Earworm

 It started as a minor nuisance, a snippet of a nursery rhyme I hadn’t heard since I was four—something about a silver bell and a dark, damp well. At first, it was just the rhythm, a jaunty, discordant little loop that tapped against the inside of my skull.

I tried to ignore it. I focused on my work, but the silence between my keystrokes felt heavy, pregnant with that phantom melody.

**The brain is a stubborn machine.** It is designed to learn, to archive, to complete. By the third day, the "cognitive itch" became an obsession. I tried to suppress it by listening to heavy metal, by reciting technical manuals, by screaming into my pillow. But the moment the external noise stopped, the melody surged back, louder, sharper, more insistent.


By the end of the week, the loop began to change. The melodic structure—that simple, repetitive arc—started to twist. It wasn't just a song anymore; it was a rhythmic pulse that synched with my heartbeat.

I couldn’t sleep. Every time I drifted off, the loop would snap me awake, not with music, but with a sound I couldn't quite identify—a wet, clicking noise buried beneath the melody.

I went to a specialist, a neurologist who spoke in calm, clinical tones about "auditory cortex loops" and "involuntary musical imagery." He prescribed silence and white noise. He told me it would pass.

He didn't notice that while he spoke, his fingers were tapping the exact, rhythmic pulse of the song against his mahogany desk.

### The Auditory Invasion

That was the night the lyrics arrived. They weren't from the original rhyme. They were new, whispered in a voice that sounded like my own, but deeper, thinner, as if spoken through rusted wire.

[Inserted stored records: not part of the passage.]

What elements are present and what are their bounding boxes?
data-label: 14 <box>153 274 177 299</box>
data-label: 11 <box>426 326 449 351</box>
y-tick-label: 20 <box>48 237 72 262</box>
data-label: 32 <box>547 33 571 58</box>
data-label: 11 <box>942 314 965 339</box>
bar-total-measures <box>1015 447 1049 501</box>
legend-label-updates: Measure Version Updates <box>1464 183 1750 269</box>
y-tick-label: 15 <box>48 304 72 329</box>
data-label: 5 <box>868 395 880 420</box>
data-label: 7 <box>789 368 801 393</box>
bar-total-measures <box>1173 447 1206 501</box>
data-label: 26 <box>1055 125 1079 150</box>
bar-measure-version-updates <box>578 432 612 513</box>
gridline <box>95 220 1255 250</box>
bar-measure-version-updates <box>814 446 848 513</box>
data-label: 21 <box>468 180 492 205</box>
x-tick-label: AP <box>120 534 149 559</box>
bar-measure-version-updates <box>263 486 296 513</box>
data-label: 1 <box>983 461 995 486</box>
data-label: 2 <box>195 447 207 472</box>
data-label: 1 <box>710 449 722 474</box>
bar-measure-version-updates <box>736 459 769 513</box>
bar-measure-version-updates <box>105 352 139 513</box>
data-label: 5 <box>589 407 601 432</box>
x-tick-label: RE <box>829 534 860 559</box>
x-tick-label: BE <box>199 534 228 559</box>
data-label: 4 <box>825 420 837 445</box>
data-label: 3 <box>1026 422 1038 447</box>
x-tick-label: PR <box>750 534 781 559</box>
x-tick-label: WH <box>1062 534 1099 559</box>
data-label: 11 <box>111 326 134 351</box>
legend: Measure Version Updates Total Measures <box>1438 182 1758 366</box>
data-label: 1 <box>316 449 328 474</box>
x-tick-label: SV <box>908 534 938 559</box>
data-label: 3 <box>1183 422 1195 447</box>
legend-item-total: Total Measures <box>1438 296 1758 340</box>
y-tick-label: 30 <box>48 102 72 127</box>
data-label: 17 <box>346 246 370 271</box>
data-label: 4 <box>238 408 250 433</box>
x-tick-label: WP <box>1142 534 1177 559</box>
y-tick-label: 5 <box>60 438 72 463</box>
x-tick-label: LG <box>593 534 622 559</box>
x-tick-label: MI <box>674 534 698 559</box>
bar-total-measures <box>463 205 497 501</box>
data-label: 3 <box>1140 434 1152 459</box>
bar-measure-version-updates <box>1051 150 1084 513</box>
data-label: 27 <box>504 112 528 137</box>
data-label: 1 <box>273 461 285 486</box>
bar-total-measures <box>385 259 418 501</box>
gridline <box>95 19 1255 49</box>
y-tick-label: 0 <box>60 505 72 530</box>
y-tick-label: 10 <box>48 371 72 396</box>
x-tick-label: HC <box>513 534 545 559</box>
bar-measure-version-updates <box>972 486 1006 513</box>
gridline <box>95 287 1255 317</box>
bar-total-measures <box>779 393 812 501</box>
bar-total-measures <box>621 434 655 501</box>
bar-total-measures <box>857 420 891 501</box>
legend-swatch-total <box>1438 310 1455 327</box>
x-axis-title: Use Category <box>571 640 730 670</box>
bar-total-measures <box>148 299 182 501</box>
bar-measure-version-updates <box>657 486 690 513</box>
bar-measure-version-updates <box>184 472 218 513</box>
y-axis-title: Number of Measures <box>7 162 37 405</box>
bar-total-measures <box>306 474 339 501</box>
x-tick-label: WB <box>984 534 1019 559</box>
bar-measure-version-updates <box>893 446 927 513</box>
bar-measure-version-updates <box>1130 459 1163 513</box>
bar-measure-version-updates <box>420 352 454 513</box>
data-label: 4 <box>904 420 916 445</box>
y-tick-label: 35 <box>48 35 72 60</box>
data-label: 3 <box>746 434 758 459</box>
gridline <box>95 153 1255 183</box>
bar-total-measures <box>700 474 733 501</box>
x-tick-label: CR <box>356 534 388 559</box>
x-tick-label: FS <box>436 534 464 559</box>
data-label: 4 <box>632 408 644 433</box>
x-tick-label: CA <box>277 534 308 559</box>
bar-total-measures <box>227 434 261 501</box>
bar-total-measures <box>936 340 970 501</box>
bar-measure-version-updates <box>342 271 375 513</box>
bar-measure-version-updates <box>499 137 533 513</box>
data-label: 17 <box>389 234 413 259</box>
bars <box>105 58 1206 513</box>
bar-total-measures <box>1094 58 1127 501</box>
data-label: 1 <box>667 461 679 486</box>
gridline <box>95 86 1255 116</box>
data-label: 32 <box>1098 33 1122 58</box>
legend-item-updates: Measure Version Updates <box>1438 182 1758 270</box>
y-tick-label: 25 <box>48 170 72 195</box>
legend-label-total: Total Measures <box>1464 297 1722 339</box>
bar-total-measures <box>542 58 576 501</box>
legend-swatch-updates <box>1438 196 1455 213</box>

*“Complete the loop,”* the voice sang, perfectly in time with the tapping of my pulse. *“Complete the loop, and you shall hear the rest.”*

I stopped eating. I stopped speaking. I sat in my darkened apartment, clutching my head, terrified that if I let my brain finish the phrase, if I finally gave in to the "replay" mechanism my own mind was forcing upon me, something would break.

The silence wasn't empty anymore. It was thick with the song. It was in the hum of the refrigerator, the drip of the faucet, the very electrical current in the walls. They were all playing it.


It is 3:00 AM. I am sitting at my desk, pen in hand. My brain is screaming, demanding the final note, the resolution of the musical phrase that has haunted me for fourteen days. The "cognitive itch" has become a physical sensation—a feeling of something burrowing deep into my auditory canal, cold and damp.

The song is no longer in my head. It is vibrating in the marrow of my bones.

I understand now. The brain isn’t just replaying a memory. It’s a receiver. It has been tuning itself, refining the pitch, strengthening the signal, waiting for me to be broken enough to let it in.

I am going to finish the song now. I have to. The tapping in my head has stopped, and in its place, I hear something standing behind me. It is breathing in the exact tempo of the chorus.

It has been waiting for the final note. It has been waiting for me to open the door.